Brexit, chi al posto di Theresa May? Tra i papabili favorito Michael Gove

Con i rumours sempre più insistenti che Theresa May potrebbe traslocare da Downing Street da un momento all'altro, la stampa britannica fin da ieri ha lanciato il totonomi per la successione alla Primo ministro.

Il Premier britannico, Theresa May
Il Premier britannico, Theresa May ANSA

LONDRA - Con i rumours sempre più insistenti che Theresa May potrebbe traslocare da Downing Street da un momento all'altro, la stampa britannica fin da ieri ha lanciato il totonomi per la successione alla Primo ministro.

MICHAEL GOVE, ministro dell'Ambiente, una cocente sconfitta alle ultime elezioni per la leadership dei Tory forse non ancora digerita, è attualmente indicato dai media come il favorito nella corsa per sostituire Theresa May, per le sue istanze a favore di una hard Brexit. Nel giugno 2016, Gove, allora manager della campagna per la successione di Boris Johnson a David Cameron, ritirò il suo endorsement la mattina in cui l'ex sindaco di Londra avrebbe dovuto candidarsi ufficialmente per gettarsi inaspettatamente nell'agone. Gove risultò terzo nel primo round del voto, dietro alla vincitrice finale Theresa May e ad Andrea Leadsom. Nativo di Edimburgo, il 51enne Gove ha studiato inglese a Oxford e faceva il giornalista prima di diventare deputato. Ieri ha smentito le voci secondo le quali ambirebbe alla poltrona di May dicendo ai giornalisti che non è «il momento di cambiare il capitano della nave».

DAVID LIDINGTON, vice de facto di May, è considerato il successore naturale della premier britannica anche se ha detto che non ambisce alla poltrona del capo. «Lavorare a stretto contatto con la Primo ministro ti fa passare completamente qualsiasi velleità di volere ricoprire tale carica», ha commentato. Lidington, 62 anni, è deputato dal 1992 ed è stato ministro per l'Europa dal 2010 al 2016.

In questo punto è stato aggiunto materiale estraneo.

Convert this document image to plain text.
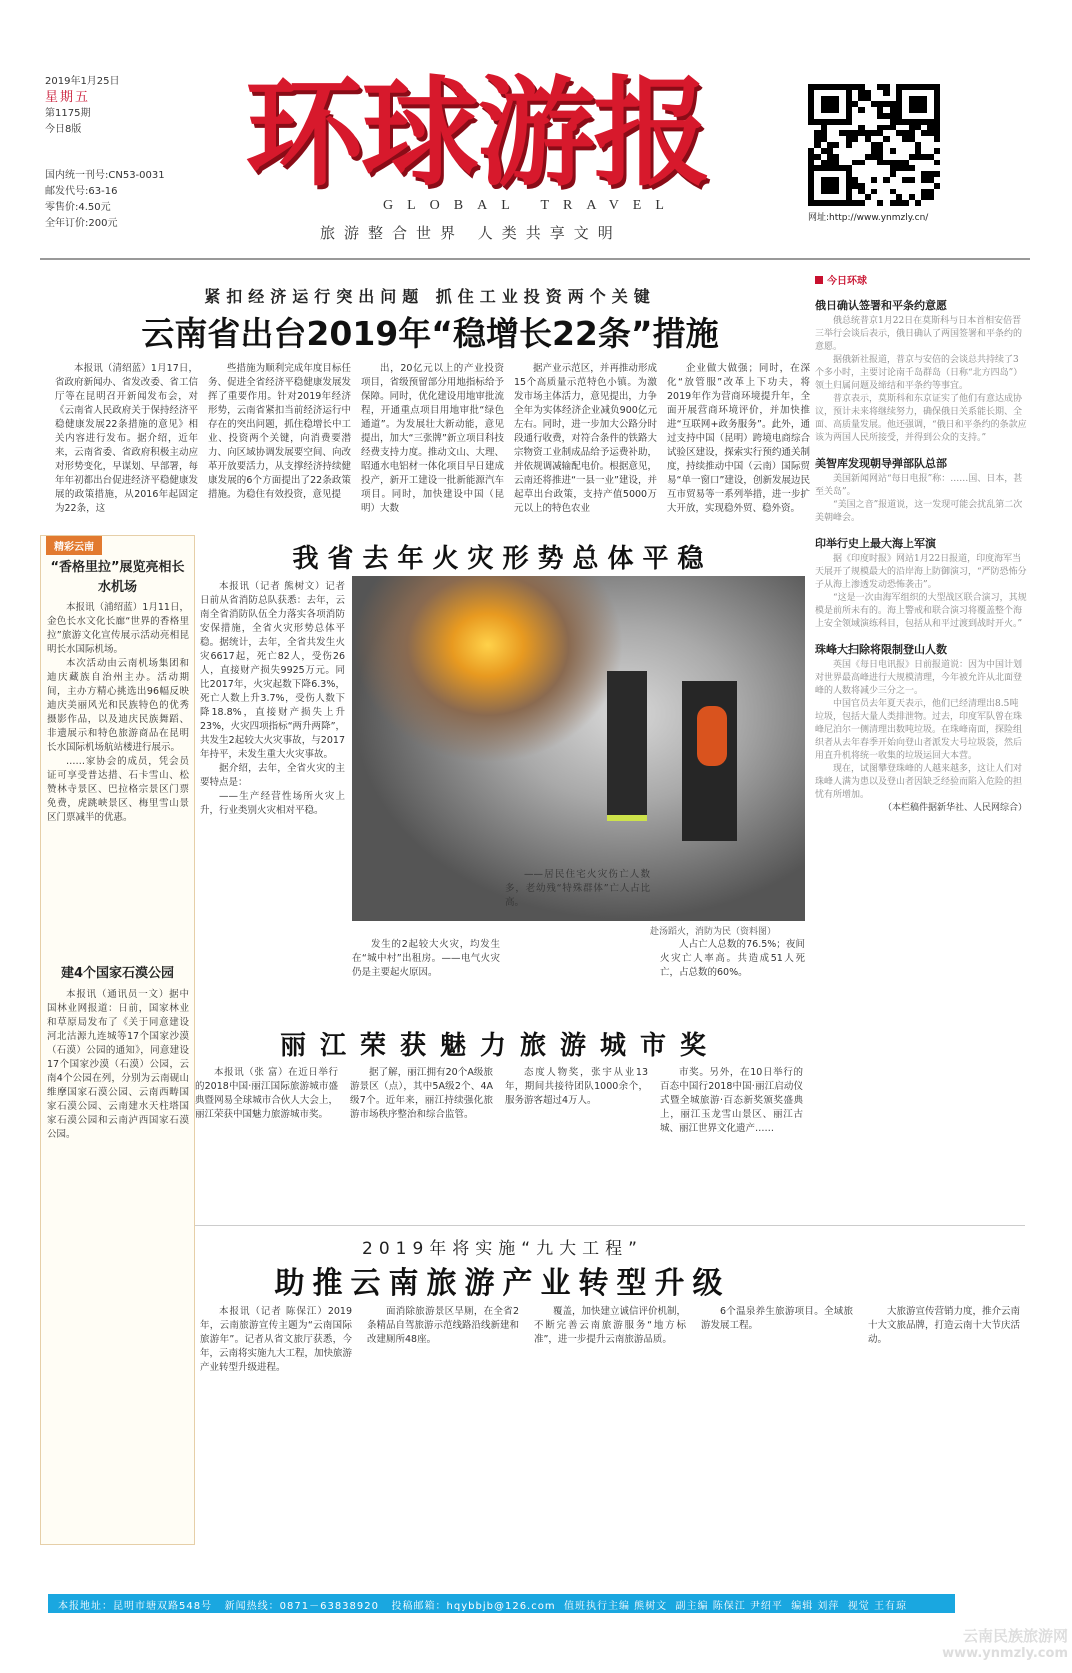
2019年1月25日
星期五
第1175期
今日8版
国内统一刊号:CN53-0031
邮发代号:63-16
零售价:4.50元
全年订价:200元
环球游报
GLOBAL TRAVEL
旅游整合世界 人类共享文明
网址:http://www.ynmzly.cn/
紧扣经济运行突出问题 抓住工业投资两个关键
云南省出台2019年“稳增长22条”措施

本报讯（清绍蓝）1月17日，省政府新闻办、省发改委、省工信厅等在昆明召开新闻发布会，对《云南省人民政府关于保持经济平稳健康发展22条措施的意见》相关内容进行发布。据介绍，近年来，云南省委、省政府积极主动应对形势变化，早谋划、早部署，每年年初都出台促进经济平稳健康发展的政策措施，从2016年起固定为22条，这

些措施为顺利完成年度目标任务、促进全省经济平稳健康发展发挥了重要作用。针对2019年经济形势，云南省紧扣当前经济运行中存在的突出问题，抓住稳增长中工业、投资两个关键，向消费要潜力、向区域协调发展要空间、向改革开放要活力，从支撑经济持续健康发展的6个方面提出了22条政策措施。为稳住有效投资，意见提

出，20亿元以上的产业投资项目，省级预留部分用地指标给予保障。同时，优化建设用地审批流程，开通重点项目用地审批“绿色通道”。为发展壮大新动能，意见提出，加大“三张牌”新立项目科技经费支持力度。推动文山、大理、昭通水电铝材一体化项目早日建成投产，新开工建设一批新能源汽车项目。同时，加快建设中国（昆明）大数

据产业示范区，并再推动形成15个高质量示范特色小镇。为激发市场主体活力，意见提出，力争全年为实体经济企业减负900亿元左右。同时，进一步加大公路分时段通行收费，对符合条件的铁路大宗物资工业制成品给予运费补助，并依规调减输配电价。根据意见，云南还将推进“一县一业”建设，并起草出台政策，支持产值5000万元以上的特色农业

企业做大做强；同时，在深化“放管服”改革上下功夫，将2019年作为营商环境提升年，全面开展营商环境评价，并加快推进“互联网+政务服务”。此外，通过支持中国（昆明）跨境电商综合试验区建设，探索实行预约通关制度，持续推动中国（云南）国际贸易“单一窗口”建设，创新发展边民互市贸易等一系列举措，进一步扩大开放，实现稳外贸、稳外资。

精彩云南
“香格里拉”展览亮相长水机场

本报讯（浦绍蓝）1月11日，金色长水文化长廊“世界的香格里拉”旅游文化宣传展示活动亮相昆明长水国际机场。

本次活动由云南机场集团和迪庆藏族自治州主办。活动期间，主办方精心挑选出96幅反映迪庆美丽风光和民族特色的优秀摄影作品，以及迪庆民族舞蹈、非遗展示和特色旅游商品在昆明长水国际机场航站楼进行展示。

……家协会的成员，凭会员证可享受普达措、石卡雪山、松赞林寺景区、巴拉格宗景区门票免费，虎跳峡景区、梅里雪山景区门票减半的优惠。

建4个国家石漠公园

本报讯（通讯员一文）据中国林业网报道：日前，国家林业和草原局发布了《关于同意建设河北沽源九连城等17个国家沙漠（石漠）公园的通知》，同意建设17个国家沙漠（石漠）公园，云南4个公园在列，分别为云南砚山维摩国家石漠公园、云南西畴国家石漠公园、云南建水天柱塔国家石漠公园和云南泸西国家石漠公园。

我省去年火灾形势总体平稳

本报讯（记者 熊树文）记者日前从省消防总队获悉：去年，云南全省消防队伍全力落实各项消防安保措施，全省火灾形势总体平稳。据统计，去年，全省共发生火灾6617起，死亡82人，受伤26人，直接财产损失9925万元。同比2017年，火灾起数下降6.3%，死亡人数上升3.7%，受伤人数下降18.8%，直接财产损失上升23%，火灾四项指标“两升两降”，共发生2起较大火灾事故，与2017年持平，未发生重大火灾事故。

据介绍，去年，全省火灾的主要特点是：

——生产经营性场所火灾上升，行业类别火灾相对平稳。

赴汤蹈火，消防为民（资料图）

发生的2起较大火灾，均发生在“城中村”出租房。——电气火灾仍是主要起火原因。

——居民住宅火灾伤亡人数多，老幼残“特殊群体”亡人占比高。

人占亡人总数的76.5%；夜间火灾亡人率高。共造成51人死亡，占总数的60%。

今日环球
俄日确认签署和平条约意愿
俄总统普京1月22日在莫斯科与日本首相安倍晋三举行会谈后表示，俄日确认了两国签署和平条约的意愿。
据俄新社报道，普京与安倍的会谈总共持续了3个多小时，主要讨论南千岛群岛（日称“北方四岛”）领土归属问题及缔结和平条约等事宜。
普京表示，莫斯科和东京证实了他们有意达成协议，预计未来将继续努力，确保俄日关系能长期、全面、高质量发展。他还强调，“俄日和平条约的条款应该为两国人民所接受，并得到公众的支持。”
美智库发现朝导弹部队总部
美国新闻网站“每日电报”称：……国、日本，甚至关岛”。
“美国之音”报道说，这一发现可能会扰乱第二次美朝峰会。
印举行史上最大海上军演
据《印度时报》网站1月22日报道，印度海军当天展开了规模最大的沿岸海上防御演习，“严防恐怖分子从海上渗透发动恐怖袭击”。
“这是一次由海军组织的大型战区联合演习，其规模是前所未有的。海上警戒和联合演习将覆盖整个海上安全领域演练科目，包括从和平过渡到战时开火。”
珠峰大扫除将限制登山人数
英国《每日电讯报》日前报道说：因为中国计划对世界最高峰进行大规模清理，今年被允许从北面登峰的人数将减少三分之一。
中国官员去年夏天表示，他们已经清理出8.5吨垃圾，包括大量人类排泄物。过去，印度军队曾在珠峰尼泊尔一侧清理出数吨垃圾。在珠峰南面，探险组织者从去年春季开始向登山者派发大号垃圾袋，然后用直升机将统一收集的垃圾运回大本营。
现在，试图攀登珠峰的人越来越多，这让人们对珠峰人满为患以及登山者因缺乏经验而陷入危险的担忧有所增加。
（本栏稿件据新华社、人民网综合）
丽江荣获魅力旅游城市奖

本报讯（张 富）在近日举行的2018中国·丽江国际旅游城市盛典暨网易全球城市合伙人大会上，丽江荣获中国魅力旅游城市奖。

据了解，丽江拥有20个A级旅游景区（点），其中5A级2个、4A级7个。近年来，丽江持续强化旅游市场秩序整治和综合监管。

态度人物奖，张宇从业13年，期间共接待团队1000余个，服务游客超过4万人。

市奖。另外，在10日举行的百态中国行2018中国·丽江启动仪式暨全城旅游·百态新奖颁奖盛典上，丽江玉龙雪山景区、丽江古城、丽江世界文化遗产……

2019年将实施“九大工程”
助推云南旅游产业转型升级

本报讯（记者 陈保江）2019年，云南旅游宣传主题为“云南国际旅游年”。记者从省文旅厅获悉，今年，云南将实施九大工程，加快旅游产业转型升级进程。

面消除旅游景区旱厕，在全省2条精品自驾旅游示范线路沿线新建和改建厕所48座。

覆盖，加快建立诚信评价机制，不断完善云南旅游服务“地方标准”，进一步提升云南旅游品质。

6个温泉养生旅游项目。全域旅游发展工程。

大旅游宣传营销力度，推介云南十大文旅品牌，打造云南十大节庆活动。

本报地址：昆明市塘双路548号 新闻热线：0871－63838920 投稿邮箱：hqybbjb@126.com 值班执行主编 熊树文 副主编 陈保江 尹绍平 编辑 刘萍 视觉 王有琼
云南民族旅游网
www.ynmzly.com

Fra i Brexiteer più irriducibili ed ex ministro degli Esteri, BORIS JOHNSON è stato la voce di punta dell'opposizione all'accordo di divorzio dall'Ue di May. L'eccentrico ex primo cittadino di Londra è stato uno dei leader principali della campagna pro-Brexit nel 2016 e si è dimesso dopo il summit dei Chequers a luglio perchè nettamente contrario al piano di divorzio dall'Ue di May. Indicato dai più come il successore di David Cameron nel 2016, fu costretto a tirarsi fuori dalla corsa alla leadership dopo il «tradimento» dell'ultimo minuto di Michael Gove. Le possibilità che possa sostituire May sono scarse, ma potrebbe avere il sostegno di molti pro-Brexit del partito.

Il 52enne JEREMY HUNT, attuale ministro degli Esteri, è stato un convinto Remainer nel referendum del 2016 e ha sostituito Boris Johnson dopo le sue dimissioni. Nel 2016 aveva deciso di non partecipare alle elezioni per la leadership offrendo invece il suo pieno sostegno a Theresa May. Dopo il referendum Hunt ha cambiato rotta avvicinandosi al campo degli euroscettici.